REsp 2158358 MG – ESTADO DE MINAS GERAIS X ENERGISA MINAS RIO
RESP 2158602 MG – MUNICÍPIO DE BELO HORIZONTE X BANCO MERCANTIL DO BRASIL S/A
Relator: Ministro Gurgel de Faria.
A 1ª Seção do Superior Tribunal de Justiça retomará o julgamento do tema repetitivo que discute a possibilidade de condenar o contribuinte ao pagamento de honorários advocatícios sucumbenciais em embargos à execução fiscal extintos em razão de desistência ou renúncia para adesão a programa de recuperação fiscal, hipótese em que já há previsão de cobrança da verba honorária no âmbito administrativo.
Na sessão de julgamento realizada em 11 de junho de 2025, o relator apresentou voto no sentido de negar provimento aos recursos das Fazendas Públicas. Para o ministro, à luz do Código de Processo Civil de 2015, não é cabível nova condenação em honorários advocatícios quando os embargos são extintos nessas circunstâncias, uma vez que o valor já é incluído no montante do parcelamento administrativo.

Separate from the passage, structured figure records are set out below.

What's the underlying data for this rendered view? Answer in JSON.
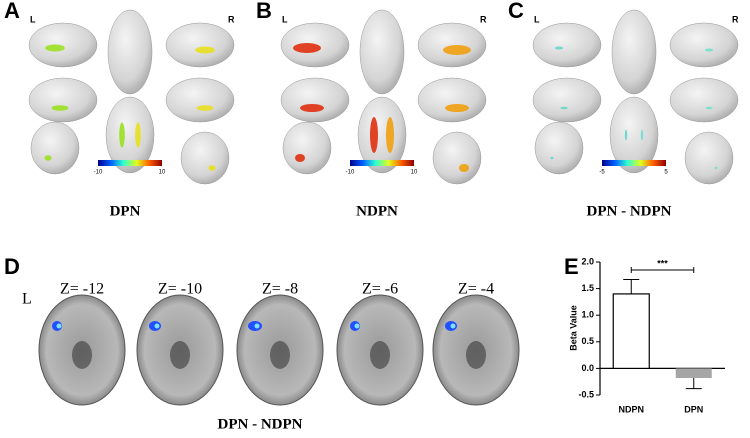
{
  "panels": {
    "A": {
      "letter": "A",
      "left": "L",
      "right": "R",
      "colorbar": [
        -10,
        10
      ],
      "caption": "DPN"
    },
    "B": {
      "letter": "B",
      "left": "L",
      "right": "R",
      "colorbar": [
        -10,
        10
      ],
      "caption": "NDPN"
    },
    "C": {
      "letter": "C",
      "left": "L",
      "right": "R",
      "colorbar": [
        -5,
        5
      ],
      "caption": "DPN - NDPN"
    },
    "D": {
      "letter": "D",
      "side": "L",
      "slices": [
        "Z= -12",
        "Z= -10",
        "Z= -8",
        "Z= -6",
        "Z= -4"
      ],
      "caption": "DPN - NDPN"
    }
  },
  "chart_data": {
    "type": "bar",
    "label": "E",
    "y_label": "Beta Value",
    "categories": [
      "NDPN",
      "DPN"
    ],
    "values": [
      1.4,
      -0.18
    ],
    "errors": [
      0.27,
      0.2
    ],
    "colors": [
      "#ffffff",
      "#a6a6a6"
    ],
    "annotation": "***",
    "ylim": [
      -0.5,
      2.0
    ],
    "yticks": [
      -0.5,
      {
        "value": 0,
        "label": "0.0"
      },
      0.5,
      {
        "value": 1,
        "label": "1.0"
      },
      1.5,
      {
        "value": 2,
        "label": "2.0"
      }
    ]
  }
}
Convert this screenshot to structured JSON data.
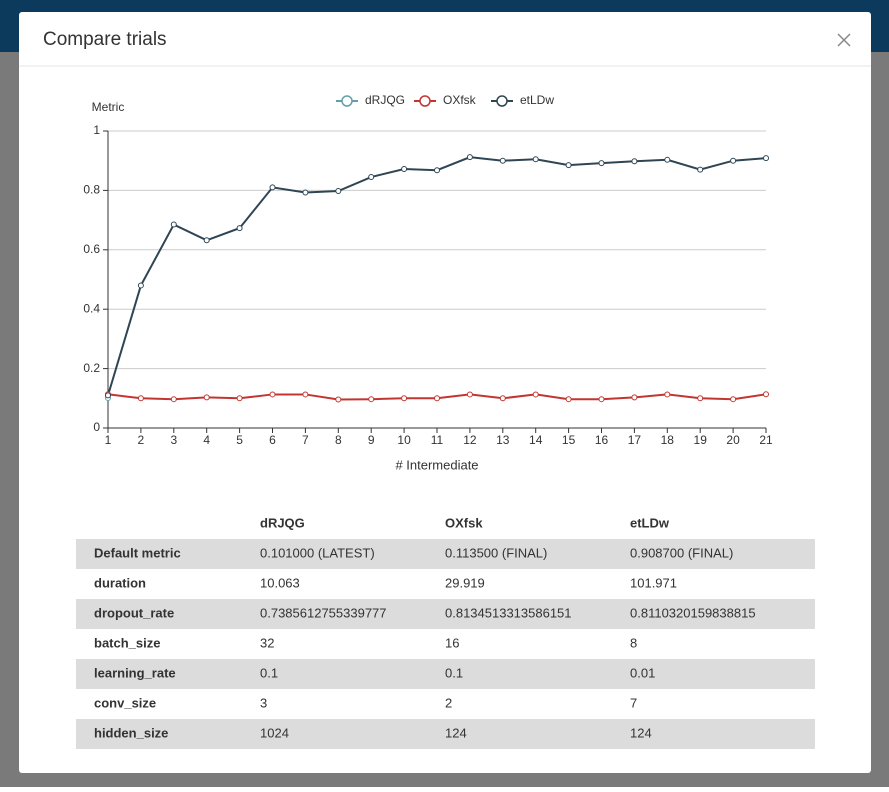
{
  "modal": {
    "title": "Compare trials"
  },
  "chart_data": {
    "type": "line",
    "ylabel": "Metric",
    "xlabel": "# Intermediate",
    "x": [
      1,
      2,
      3,
      4,
      5,
      6,
      7,
      8,
      9,
      10,
      11,
      12,
      13,
      14,
      15,
      16,
      17,
      18,
      19,
      20,
      21
    ],
    "xlim": [
      1,
      21
    ],
    "xticks": [
      1,
      2,
      3,
      4,
      5,
      6,
      7,
      8,
      9,
      10,
      11,
      12,
      13,
      14,
      15,
      16,
      17,
      18,
      19,
      20,
      21
    ],
    "ylim": [
      0,
      1
    ],
    "yticks": [
      0,
      0.2,
      0.4,
      0.6,
      0.8,
      1
    ],
    "grid": true,
    "legend": "top",
    "series": [
      {
        "name": "dRJQG",
        "color": "#61a0a8",
        "values": [
          0.101,
          null,
          null,
          null,
          null,
          null,
          null,
          null,
          null,
          null,
          null,
          null,
          null,
          null,
          null,
          null,
          null,
          null,
          null,
          null,
          null
        ]
      },
      {
        "name": "OXfsk",
        "color": "#c23531",
        "values": [
          0.1135,
          0.1,
          0.097,
          0.103,
          0.1,
          0.113,
          0.113,
          0.096,
          0.097,
          0.1,
          0.1,
          0.113,
          0.1,
          0.113,
          0.097,
          0.097,
          0.103,
          0.113,
          0.1,
          0.097,
          0.1135
        ]
      },
      {
        "name": "etLDw",
        "color": "#2f4554",
        "values": [
          0.11,
          0.48,
          0.685,
          0.632,
          0.673,
          0.81,
          0.793,
          0.798,
          0.845,
          0.872,
          0.868,
          0.912,
          0.9,
          0.905,
          0.885,
          0.892,
          0.898,
          0.903,
          0.87,
          0.9,
          0.9087
        ]
      }
    ]
  },
  "table": {
    "columns": [
      "dRJQG",
      "OXfsk",
      "etLDw"
    ],
    "rows": [
      {
        "label": "Default metric",
        "cells": [
          "0.101000 (LATEST)",
          "0.113500 (FINAL)",
          "0.908700 (FINAL)"
        ]
      },
      {
        "label": "duration",
        "cells": [
          "10.063",
          "29.919",
          "101.971"
        ]
      },
      {
        "label": "dropout_rate",
        "cells": [
          "0.7385612755339777",
          "0.8134513313586151",
          "0.8110320159838815"
        ]
      },
      {
        "label": "batch_size",
        "cells": [
          "32",
          "16",
          "8"
        ]
      },
      {
        "label": "learning_rate",
        "cells": [
          "0.1",
          "0.1",
          "0.01"
        ]
      },
      {
        "label": "conv_size",
        "cells": [
          "3",
          "2",
          "7"
        ]
      },
      {
        "label": "hidden_size",
        "cells": [
          "1024",
          "124",
          "124"
        ]
      }
    ]
  }
}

O relator observou que o artigo 827, parágrafo 2º, do CPC estabelece a possibilidade de majoração dos honorários fixados na execução quando os embargos são rejeitados, respeitado o limite de 20%. Todavia, destacou que a situação é distinta quando ocorre extinção por desistência ou renúncia com adesão a programa de recuperação fiscal, pois nesse caso os honorários já se encontram contemplados, e eventual nova condenação configuraria bis in idem.
A tese sugerida pelo ministro Gurgel de Faria foi a de que a extinção dos embargos à execução fiscal, em razão de desistência ou renúncia para adesão a programa de recuperação fiscal que já contempla verba honorária na cobrança da dívida pública, não enseja nova condenação em honorários advocatícios.

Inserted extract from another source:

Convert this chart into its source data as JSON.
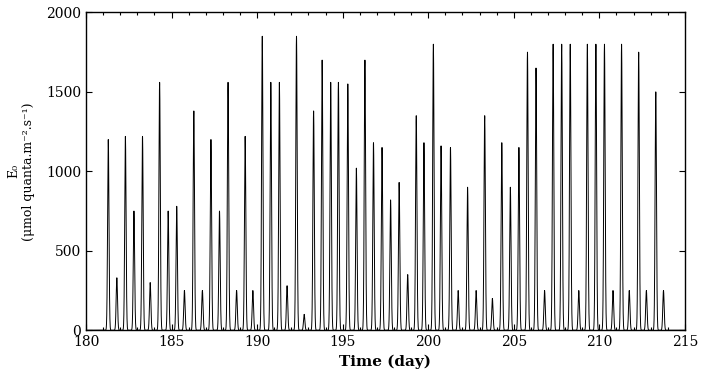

Com o objetivo de resguardar situações já consolidadas, o relator propôs modulação dos efeitos da decisão, de forma a preservar os pagamentos de honorários decorrentes de sentenças extintivas motivadas por parcelamento com inclusão da verba, desde que não tenham sido impugnados até 18 de março de 2025, data de encerramento da sessão virtual em que o tema foi afetado.
O julgamento foi suspenso após pedido de vista do ministro Paulo Sérgio Domingues, ficando os demais integrantes da Primeira Seção de aguardar a apresentação do voto-vista.